THE EGYPTIAN SPICE BAZAAR

Found near the Galata Bridge, which passes over the waters of the Golden Horn, and practically in the shadow of the New Mosque (really four hundred years-old, and called Yeni Cami in Turkish) is the famous Egyptian Spice Bazaar (Misir Carisisi). Much smaller than the Grand Bazaar, and less touristic too, the Spice Bazaar was built in 1660 to help support the upkeep of the mosque. The Grand Bazaar is known for its colors and noises,but the Spice Bazaar is a lesson in smells and tastes. Here is where you can find all manner of Turkish Delight candy (lokum), baklava, teas and Turkish coffee, and dried fruits. The array of containers overflowing with colorful spices is really something to see, as well as smell. This is also the best place to buy toiletries like the big cakes of olive oil soap displayed at many shops. Like the Grand Bazaar, the Spice Bazaar is surrounded by vendors of clothing, school supplies, and most everything else. In fact, you could easily make your way from one bazaar to the other, and not stray from the outdoor markets.

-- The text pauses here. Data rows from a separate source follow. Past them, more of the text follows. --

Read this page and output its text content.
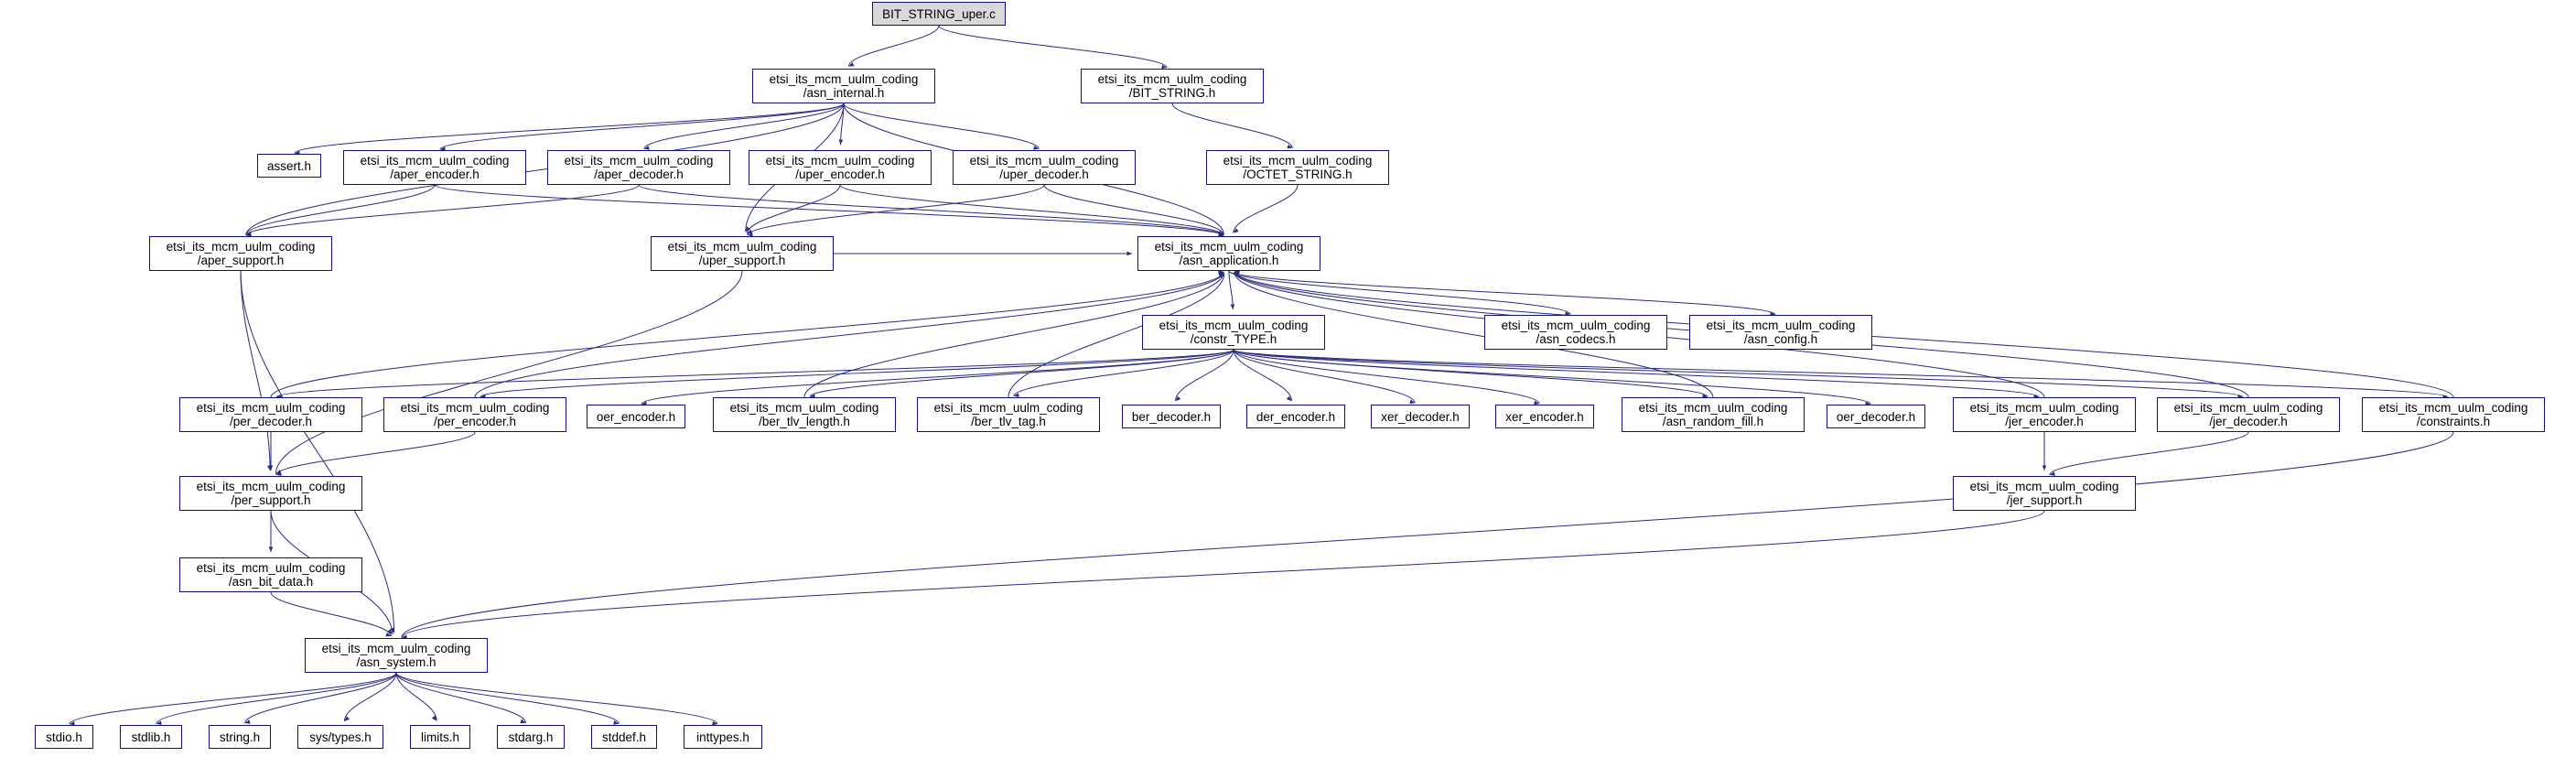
BIT_STRING_uper.c
etsi_its_mcm_uulm_coding
/asn_internal.h
etsi_its_mcm_uulm_coding
/BIT_STRING.h
assert.h	etsi_its_mcm_uulm_coding
/aper_encoder.h
etsi_its_mcm_uulm_coding
/aper_decoder.h
etsi_its_mcm_uulm_coding
/uper_encoder.h
etsi_its_mcm_uulm_coding
/uper_decoder.h
etsi_its_mcm_uulm_coding
/OCTET_STRING.h
etsi_its_mcm_uulm_coding
/aper_support.h
etsi_its_mcm_uulm_coding
/uper_support.h
etsi_its_mcm_uulm_coding
/asn_application.h
etsi_its_mcm_uulm_coding
/constr_TYPE.h
etsi_its_mcm_uulm_coding
/asn_codecs.h
etsi_its_mcm_uulm_coding
/asn_config.h
etsi_its_mcm_uulm_coding
/per_decoder.h
etsi_its_mcm_uulm_coding
/per_encoder.h	oer_encoder.h
etsi_its_mcm_uulm_coding
/ber_tlv_length.h
etsi_its_mcm_uulm_coding
/ber_tlv_tag.h	ber_decoder.h	der_encoder.h	xer_decoder.h	xer_encoder.h
etsi_its_mcm_uulm_coding
/asn_random_fill.h	oer_decoder.h
etsi_its_mcm_uulm_coding
/jer_encoder.h
etsi_its_mcm_uulm_coding
/jer_decoder.h
etsi_its_mcm_uulm_coding
/constraints.h
etsi_its_mcm_uulm_coding
/per_support.h
etsi_its_mcm_uulm_coding
/jer_support.h
etsi_its_mcm_uulm_coding
/asn_bit_data.h
etsi_its_mcm_uulm_coding
/asn_system.h
stdio.h	stdlib.h	string.h	sys/types.h	limits.h	stdarg.h	stddef.h	inttypes.h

 The Egyptian Spice Bazaar is open Mondays to Saturdays, 8:30am to 6:30 pm. NEIGHBORHOOD MARKETS Apart from the biggies, there are many others of the covered varieties, and also several open-air markets all over the city of Istanbul on any given day of the week. The former are generally shopping plazas in a fairly Western style, and the latter are usually the ones for buying fresh fruit, kitchen implements, and clothing in a setting more reminiscent of a flea market or farmers' market.